Tuesday, September 29, 2009
Bought for $2 at a yard sale, I liked the visibility of its bright yellow, but everytime I saw my reflection, it looked like I had a yellow bucket over my head, so I discarded it in favor of a $10 helmet subsidized by my employer (of course with company logo). Left it one day on a bus; never seen again (that's it on my bike in the commuter train on the right)
Then a nice white helmet belonging to my son who is now a subway commuter. But I figured he'd need it again some day and wouldn't appreciate a few years of my sweat. So I went to REI (not always my favorite bike store--that's another post--but on my way home), and found a not so visible but adequate black helmet. Maybe if I attached a light on the back.
Saturday, September 26, 2009
Thursday, September 24, 2009
Tuesday, September 22, 2009
Today Seattle, tomorrow Boise and dopodomani the world. Congratulations to Pamela Braden, mild mannered gifted education teacher, who has abandoned her car in favor of a bicycle for her 6 mile commute. Click on the title for a link to BSU's commuter cycling advise.
Saturday, September 19, 2009
A long day. Up at 5am to catch the 5:30 but it was inexplicably on "divert," so I had to wait for the 6:00. Finally left the hospital at 8:40pm, arriving at bus stop (a major terminal) around 8:50, bus due at 9. There's another cyclist who's looking a schedules, so he might be waiting for my bus, or another, who knows. If the bus arrives with an empty bike rack, there will be room for both of us. If there is one bike already on, then only one of us will make it. Assuming the latter scenario, I have three choices:
1. Bus arrives; I gesture to him to load his bike since he has been waiting longer than me. I'll wait for the 9:30.
2. I stand close to where the bus will stop thereby establishing myself at the "front of the line."
3. I ride upstream to catch the bus at an earlier stop, avoiding a potential confrontation but the moral question remains.
What do you think I did?
Tuesday, September 15, 2009
Quick, which invention of the past 50 years has made the most impact on your life?
Personal computer, anti-lock brakes, cell phone, wide-body tennis racket, digital camera, waterbed?
Easy answer for me: bus bicycle rack. Originated in 1970's in Seattle, now in 400 transit systems.
But what happens when a bus rolls up and the rack is full?

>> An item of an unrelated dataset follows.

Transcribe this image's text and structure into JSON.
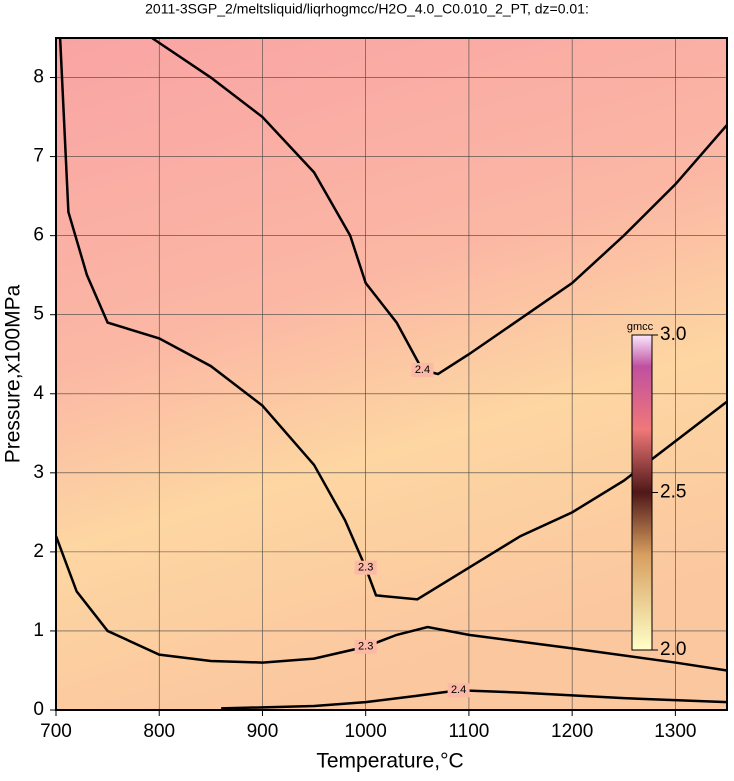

I peddle downstream to a relatively safe bus stop and leave my bike locked up for the day or night. It helps that I don't have an expensive bike and that it only happens a couple times a year (less often now with newer racks that carry 3 bikes). Though it is with mixed reaction that I meet new commuter cyclists: fellow travelers? or competitors for an increasingly scarce resource?
Saturday, September 12, 2009
Click on the title to read this NPR report on the 28,000 NYC bicycle commuters who face the same problems we all do:
Safety (mainly from cars but also from other cyclists, road hazards, etc.)
Security (will my bicycle still be there when I come back)
Sweat (if I don't have a shower at work....)
Monday, September 7, 2009
To everything there is a season. We have abruptly entered the time of rain and darkness. Friday it was dark when I left and dark when I got home. And raining the past two days. Somewhere in the garage there's a fender I should put on. And my front light. I think know where that is. As for clothes: "There is no such thing as bad weather, only bad clothing." (a Norwegian saying). I do have good rain gear. I'm ready--bring it on.
Thursday, September 3, 2009
Waiting for the traffic to clear so I can make a left turn. An oncoming care turns right without signalling. I'm annoyed; with a signal I could have turned in front of him--I need to get to the office--I have a lot of work to do! So he turns and I turn, following him. Then again without a signal he makes a u-turn, forcing me to make a sudden stop. I start up and and ride in front of him so he has to stop. I pull up on his right side and rap on the passenger window. He doesn't roll down the window as I expect, instead he gets out of the car. He must be 6-6 with a shaved head, looking like he got lost on the way to the Seahawks training camp. He's about to say something, when I calmly inform him that one of his signal lights must not be working. Surprised, he looks down at the front of his car. I ride away, rather quickly, turning the corner and ducking into the office parking garage. I'll think twice before doing something like that again.